Ne “I figli degli uomini” l’umanità è semplicemente sterilizzata e la sua sopravvivenza è messa in dubbio dall’incapacità di riprodursi: sulla scorta di questo fenomeno, si respira aria da fine del mondo e soltanto la speranza, incarnata dalla prima donna incinta dopo molti anni, riunisce le fazioni intente a spartirsi i resti di un presente senza futuro.
Libri e film che, in una sorta di catarsi collettiva, ci abituano a confrontarci con gli esiti nefasti della nostra logica individualista, egocentrica ed egoistica: inconsciamente tutti avvertiamo un pericolo, che però cerchiamo o di ignorare, attraverso la negazione e la distrazione, oppure di sublimare attraverso simili opere catastrofiche.
Impossibile non palpare in questo proliferare di manifestazioni artistiche pessimistiche le ansie e le contraddizioni della società contemporanea, che logora e divora se stessa.
RIMEDI
In tutto questo siamo incapaci di andare oltre, mentre i presupposti su cui abbiamo fondato il nostro sviluppo stanno manifestando con sempre più prepotenza i propri limiti e controindicazioni: privati di quegli scopi effimeri della vita e incapaci di perseguirne di più profondi, siamo irrimediabilmente in viaggio verso l’annichilimento, che sopraggiungerà al verificarsi di un punto di rottura.
Il punto di rottura potrà essere una guerra, una crisi economico-politica o un disastro ambientale: verosimilmente l’insieme di questi fattori sarà comunque determinante per giungere al cambiamento.
Il cambiamento potrà avvenire serenamente, se saremo in grado di evolvere nella consapevolezza, oppure in modo traumatico, se ci lasceremo sopraffare dalle tensioni contemporanee e se ci faremo usare ancora per gli interessi di pochi.
L’ho detto in apertura – anche se dubito che questo abbia spinto i più a persistere nella lettura di questo lungo articolo – e ora è arrivato il momento di essere propositivi: cosa si può fare per cambiare le cose?
I principi dell’Eusebismo sono ispirati a considerazioni universali e io ritengo che il primo passo per cambiare le cose attorno a noi sia cambiare noi stessi e la nostra percezione di ciò che ci circonda.
Il primo passo, cioè il cambiamento di sé, è sia la chiave di comprensione di tutto il resto, sia lo strumento concreto e immediato a disposizione di ciascuno di noi per fare la differenza.

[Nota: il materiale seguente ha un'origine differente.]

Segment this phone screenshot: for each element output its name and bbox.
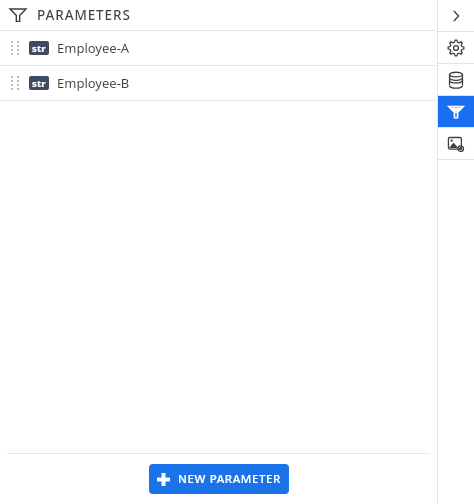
button[interactable]: Expand panel [438,0,474,31]
staticText: PARAMETERS [37,6,131,24]
button[interactable]: Settings [438,32,474,63]
button[interactable]: str [0,66,437,100]
button[interactable]: Data sources [438,64,474,95]
button[interactable]: Image settings [438,128,474,159]
staticText: Employee-B [57,74,130,92]
staticText: NEW PARAMETER [178,471,281,487]
staticText: Employee-A [57,39,130,57]
button[interactable]: PARAMETERS [0,0,437,30]
staticText: str [32,42,46,55]
button[interactable]: NEW PARAMETER [149,464,289,494]
button[interactable]: Parameters [438,96,474,127]
button[interactable]: str [0,31,437,65]
staticText: str [32,77,46,90]
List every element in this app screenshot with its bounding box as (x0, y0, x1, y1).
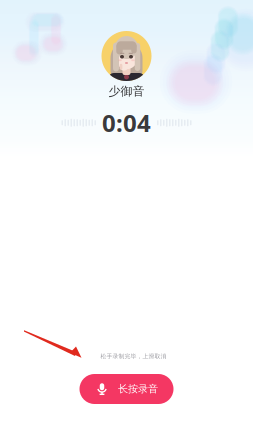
staticText: 少御音 (108, 84, 144, 99)
staticText: 松手录制完毕，上滑取消 (100, 353, 166, 360)
staticText: 0:04 (102, 107, 151, 139)
button[interactable]: 长按录音 (80, 374, 174, 404)
staticText: 长按录音 (118, 383, 158, 395)
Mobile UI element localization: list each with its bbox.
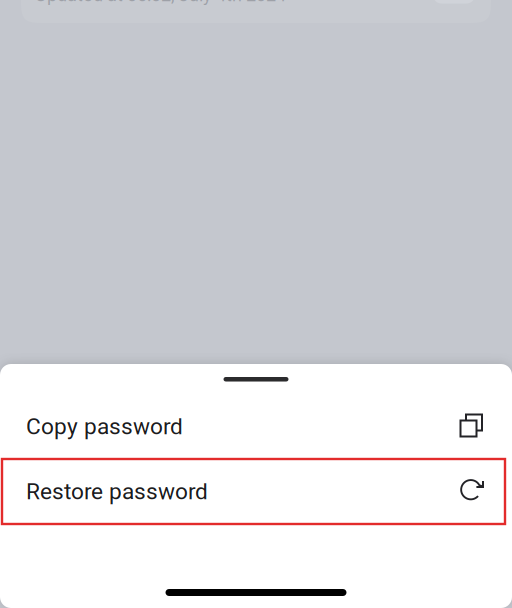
staticText: Updated at 05:02, July 4th 2024	[35, 0, 286, 6]
button[interactable]: Restore password	[0, 459, 512, 524]
button[interactable]: Copy password	[0, 394, 512, 459]
staticText: Restore password	[26, 478, 208, 505]
staticText: Copy password	[26, 413, 183, 440]
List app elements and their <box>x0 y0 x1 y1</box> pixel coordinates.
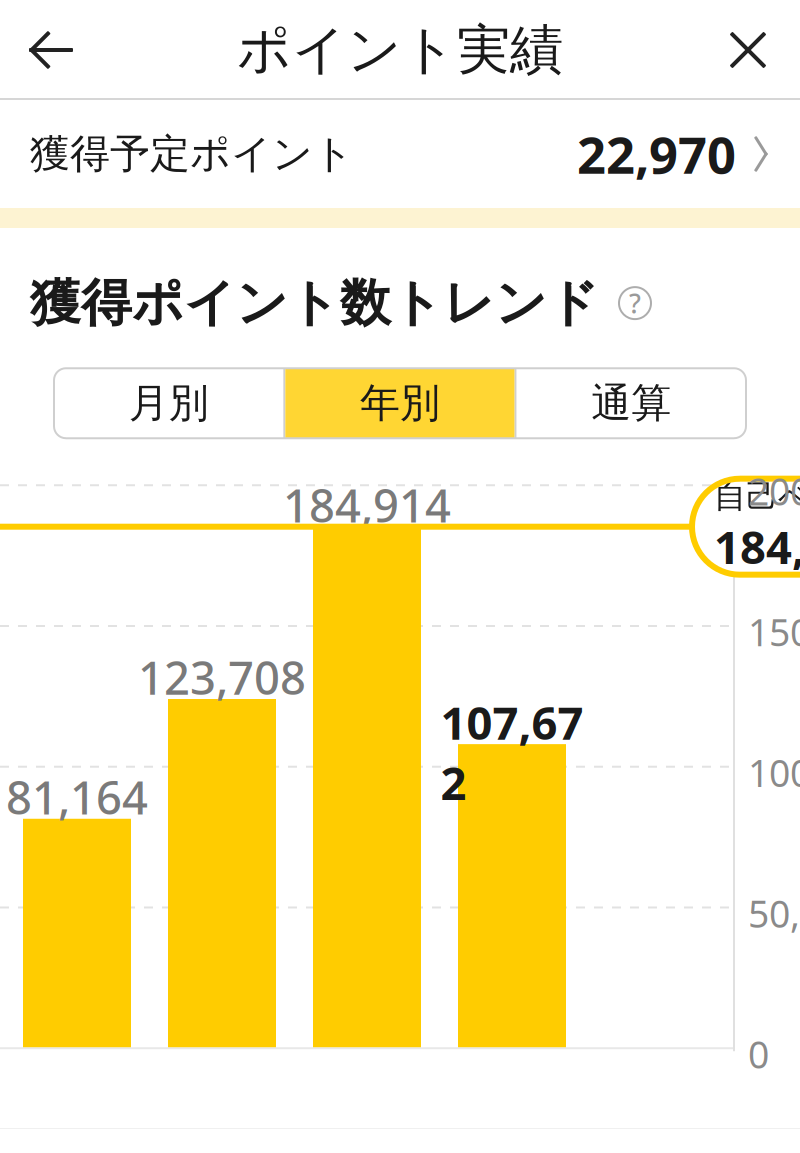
staticText: 81,164 <box>6 767 148 827</box>
staticText: 獲得予定ポイント <box>30 129 354 178</box>
staticText: 107,672 <box>440 692 584 812</box>
staticText: 150,000 <box>748 607 800 657</box>
staticText: 184,914 <box>283 475 451 535</box>
button[interactable]: ヘルプ <box>615 283 655 323</box>
staticText: 184,914 <box>714 516 800 576</box>
staticText: 年別 <box>360 379 440 428</box>
button[interactable]: 通算 <box>517 368 746 438</box>
staticText: 0 <box>748 1029 769 1079</box>
staticText: 獲得ポイント数トレンド <box>30 272 599 334</box>
staticText: 22,970 <box>577 120 736 188</box>
button[interactable]: 閉じる <box>696 0 800 100</box>
staticText: 100,000 <box>748 748 800 797</box>
staticText: 自己ベスト <box>714 477 800 516</box>
staticText: ポイント実績 <box>237 17 563 83</box>
staticText: 月別 <box>129 379 209 428</box>
staticText: 50,000 <box>748 888 800 938</box>
button[interactable]: 年別 <box>285 368 515 438</box>
staticText: ? <box>629 285 641 321</box>
staticText: 通算 <box>591 379 671 428</box>
button[interactable]: 戻る <box>0 0 104 100</box>
button[interactable]: 月別 <box>54 368 283 438</box>
staticText: 200,000 <box>748 466 800 516</box>
staticText: 123,708 <box>138 647 306 707</box>
button[interactable]: 獲得予定ポイント <box>0 100 800 208</box>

Soltanto se siamo riusciti ad agire attivamente su noi stessi potremo rivolgerci agli altri, informandoli e partecipando a portare nel mondo una luce nuova, basata sulla concezione dell’altro da sé come entità meritevole di rispetto e non già come strumento per un fine, o, meglio ancora, sulla consapevolezza che a un livello più profondo non esiste “sé” e “altro da sé”, ma che siamo tutti collegati, uniti, Uno.
Dalla consapevolezza deriva anche la serenità: comprendere che l’importanza del viaggio non è nella meta, ma nella strada fatta per raggiungerla, consente di dar valore ai singoli atti e rapporti, e rifiutare la mentalità diffusa che il fine possa giustificare i mezzi, o che vinca chi raggiunge il massimo, a prescindere da come l’abbia raggiunto.
Insomma, non c’è proprio niente da perdere “là fuori”, poiché tutto ciò che possiamo perdere si trova dentro di noi e sono la paura, la superficialità, l’incapacità di cambiare e l’egocentrismo che, illudendoci di renderci forti, al contrario ci svuotano rendendoci più deboli, più soli e alla deriva.
Solleviamo le armi della ragione, del senso critico e della curiosità per riappropriarci di noi stessi e del mondo, per rendere l’oggi un luogo in cui abitare serenamente e il domani un luogo di speranza, anziché di afflizione.
Se sapremo improntare noi stessi alla ricerca dell’amore, della comprensione e della compassione, il mondo cambierà di conseguenza e finalmente la nostra evoluzione non sarà più una parabola effimera, bensì una retta destinata a crescere senza flessioni.
Dare e ricevere queste cose potrà riempire i vuoti che ora cerchiamo di coprire con inutili gadget tecnologici e intrattenimenti superficiali, rendendoci tutti più consapevoli, realizzati, indipendenti e privi di falsi bisogni surrogati.